Scratchapixel is a fantastic resource, I highly recommend it. And a simple rasteriser is also a great way to learn what's going on under the hood in graphics programming, it's a great project to do, good luck to your friend!
Other useful articles and books you may find of interest:
Vulkan tutorial - in case you want to move beyond toy software rasterisers and use an actual hardware graphics API, but you don't want to just abstract it away using a library, this is where to learn how to drive Vulkan.
Physically Based Rendering: From Theory to Implementation - the definitive textbook on how to write a raytracer, available free online. A lot of the theory (microfacets etc.) will also be extremely relevant for surface shaders in a rasteriser.
Inigo Quilez's website: Inigo Quilez is the cofounder of Shadertoy, and probably the world expert on raymarching signed distance fields. There's a huge amount to explore in there if you're interested in that kind of technique and all sorts of other weird graphics tricks.

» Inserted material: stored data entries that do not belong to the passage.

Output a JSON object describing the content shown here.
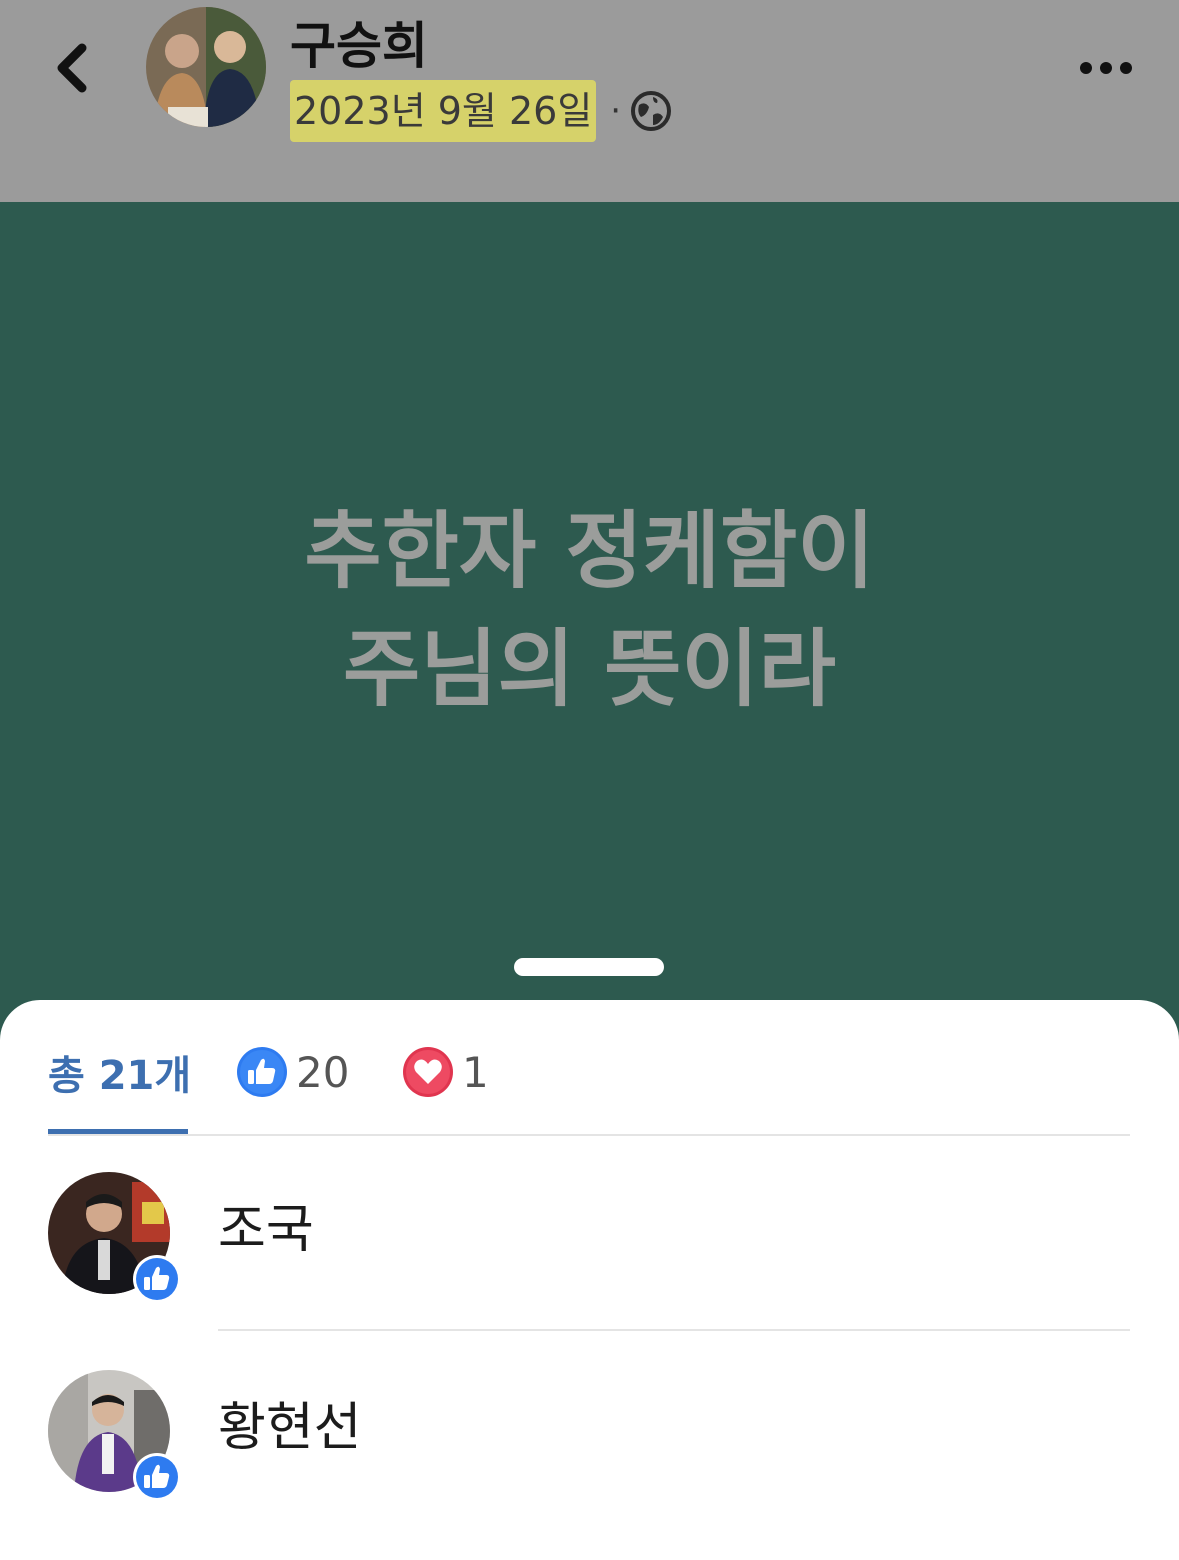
{
  "header": {
    "author_name": "구승희",
    "post_date": "2023년 9월 26일",
    "separator": "·",
    "privacy_icon": "globe-icon",
    "back_icon": "chevron-left-icon",
    "more_icon": "more-horizontal-icon"
  },
  "post": {
    "text_lines": [
      "추한자 정케함이",
      "주님의 뜻이라"
    ],
    "background_color": "#2d5a4f",
    "text_color": "#9b9d9b"
  },
  "reactions": {
    "tabs": [
      {
        "label": "총 21개",
        "selected": true
      },
      {
        "icon": "like-icon",
        "count": "20"
      },
      {
        "icon": "love-icon",
        "count": "1"
      }
    ],
    "accent_color": "#3d6fb0",
    "users": [
      {
        "name": "조국",
        "reaction": "like-icon"
      },
      {
        "name": "황현선",
        "reaction": "like-icon"
      }
    ]
  }
}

A list of frame breakdowns/graphics studies, another one - I remember finding another site with these but I can't find it right now. In any case, games usually use quite complex deferred rendering techniques, with multiple render passes combined in various ways. One of the best ways to learn about this is to use a tool like RenderDoc to break down all the draw calls in the frame, and see exactly what it does. So have a look through those pages to learn a bit how games are rendered!
game art tricks - I actually just found this one while writing this post but it's good! primarily visual effects focused, lots of very ingenious approaches to rendering things cheaply.
...I could def go on, at some point maybe I gotta just make a page on my website for 'useful graphics programming/tech art resources', but I'm probably getting a bit ahead here haha. Hope your friend has some fun drawing those triangles!